Strava, the social network for athletes, has today revealed intriguing insights into the habits and achievements of Virgin Money London Marathon runners by releasing data from over 10,000 runners who completed the 2017 edition and uploaded their activity to the app.
Women are significantly better than men.
Older runners are more consistent at pacing. The very best pacers are women over 60.
51-60-year-olds were the most committed age group in training (371 miles over 13 weeks pre-marathon).
21-30-year-olds were the least committed in training (311 miles over 13 weeks pre-marathon = over 16% less).
The average finisher would only be at mile 14 when the winners cross the line.
Runners hit ‘the wall’ during Mile 25. It was the slowest mile of the 2017 London Marathon.
The data, taken from the uploaded activities of 10,706 runners – some 25% of the field – clearly shows that women are significantly better at pacing a marathon than their male counterparts.
Comparing the pace at which runners completed the first half of the marathon to their pace in the second half it was discovered that, on average, women only slowed by 11%, while men dropped off more dramatically: slowing by 17%.
This would suggest that men have a tendency to set off too fast and pay for their early effort later in to the race whereas women race smarter, maintaining a more consistent pace throughout.
The Strava data also revealed that women over 60 were the most consistent at pacing their effort, with only a 9% variance in pace.
51-60 year old runners clocked up the most mileage in the 13 weeks leading up to the London Marathon, averaging 370.9 miles total, getting out for 3.9 runs per week. At the other end of the scale, 21-30 year olds only ran 310.7 miles, spread over 3.4 runs per week; perhaps relying on their youth and shorter training runs to see them across the finish line.
Across all age groups, the more training runners put in during the 13 weeks prior to the event the faster they ran. This offers clear evidence that there really is no substitute for putting in the hard graft and getting the miles in.
Runners breaking the 3-hour barrier clocked over 600 miles in training.
The mile at which most runners achieve their slowest split, known as ‘hitting the wall’, comes in the second half of the Marathon at Mile 25. It was here that, on average, runners slowed to a pace of 10:20min/mile: over 1 minute 40 seconds slower than mile 7 (the fastest mile) which was raced through at an average pace of 8:48min/mile.
Across all age groups, the average finish time for men was 3 hrs 39 mins, with the average finish time for women being 4 hrs 17 mins.
Many dream that they could hold their own against the elite but just how much faster are the top athletes than the average Strava London Marathon runner?
As the winner crosses the line in 02:03:05 (the course record), the average runner will only be hitting Mile 14 near Limehouse, a good 12 or so miles behind the race winner.

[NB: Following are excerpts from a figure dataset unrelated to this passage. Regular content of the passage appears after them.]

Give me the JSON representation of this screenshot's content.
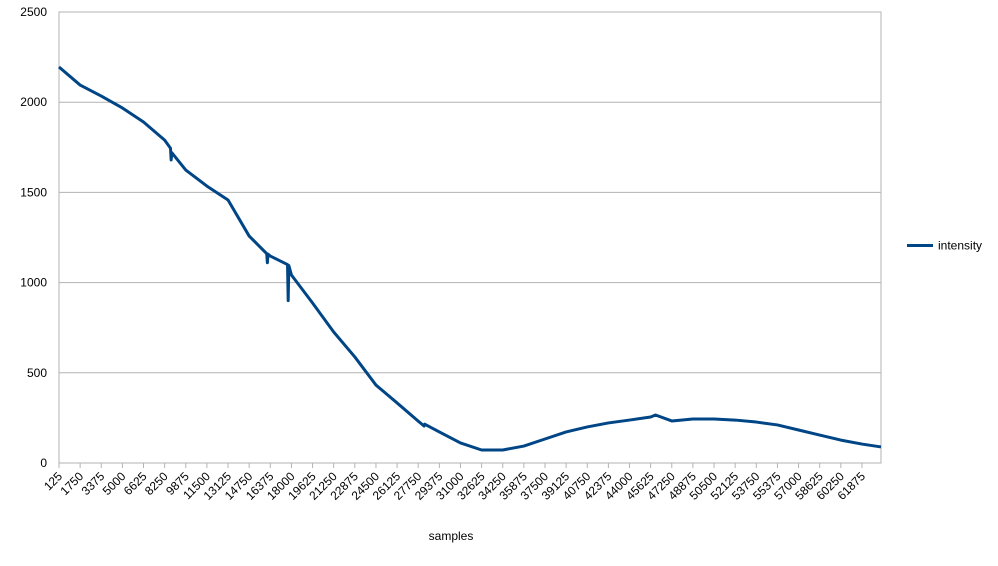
{
  "chart_data": {
    "type": "line",
    "x_label": "samples",
    "x": [
      125,
      1750,
      3375,
      5000,
      6625,
      8250,
      8700,
      8750,
      8800,
      9875,
      11500,
      13125,
      14750,
      16100,
      16150,
      16200,
      16375,
      17700,
      17750,
      17800,
      18000,
      19625,
      21250,
      22875,
      24500,
      26125,
      27750,
      28200,
      28250,
      29375,
      31000,
      32625,
      34250,
      35875,
      37500,
      39125,
      40750,
      42375,
      44000,
      45625,
      46000,
      47250,
      48875,
      50500,
      52125,
      53750,
      55375,
      57000,
      58625,
      60250,
      61875,
      63340
    ],
    "series": [
      {
        "name": "intensity",
        "color": "#004586",
        "values": [
          2195,
          2095,
          2034,
          1968,
          1890,
          1790,
          1745,
          1680,
          1720,
          1624,
          1535,
          1458,
          1258,
          1160,
          1110,
          1158,
          1147,
          1100,
          900,
          1095,
          1042,
          887,
          726,
          588,
          432,
          333,
          232,
          205,
          215,
          172,
          111,
          72,
          72,
          94,
          133,
          172,
          200,
          222,
          238,
          255,
          266,
          233,
          244,
          244,
          238,
          227,
          211,
          183,
          155,
          127,
          105,
          89
        ]
      }
    ],
    "xlim": [
      125,
      63340
    ],
    "xticks": [
      125,
      1750,
      3375,
      5000,
      6625,
      8250,
      9875,
      11500,
      13125,
      14750,
      16375,
      18000,
      19625,
      21250,
      22875,
      24500,
      26125,
      27750,
      29375,
      31000,
      32625,
      34250,
      35875,
      37500,
      39125,
      40750,
      42375,
      44000,
      45625,
      47250,
      48875,
      50500,
      52125,
      53750,
      55375,
      57000,
      58625,
      60250,
      61875
    ],
    "ylim": [
      0,
      2500
    ],
    "yticks": [
      0,
      500,
      1000,
      1500,
      2000,
      2500
    ],
    "grid": true,
    "legend": "right"
  }
}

It’s well known that tapering ahead of a big event and giving your body time to recover and adapt to your training can be beneficial. This is reflected in Strava’s data.
Peaking at an average of 31.4 miles three weeks out from the London Marathon, athletes only covered 27.1 miles two weeks out and 21.3 miles one week out.
In the week of the London Marathon, athletes only clocked up an average of 10.3 miles – presumably to keep the legs moving while they focusd on carb-loading – running some of their slowest training sessions of their entire training with an average pace of 8:35min/mile.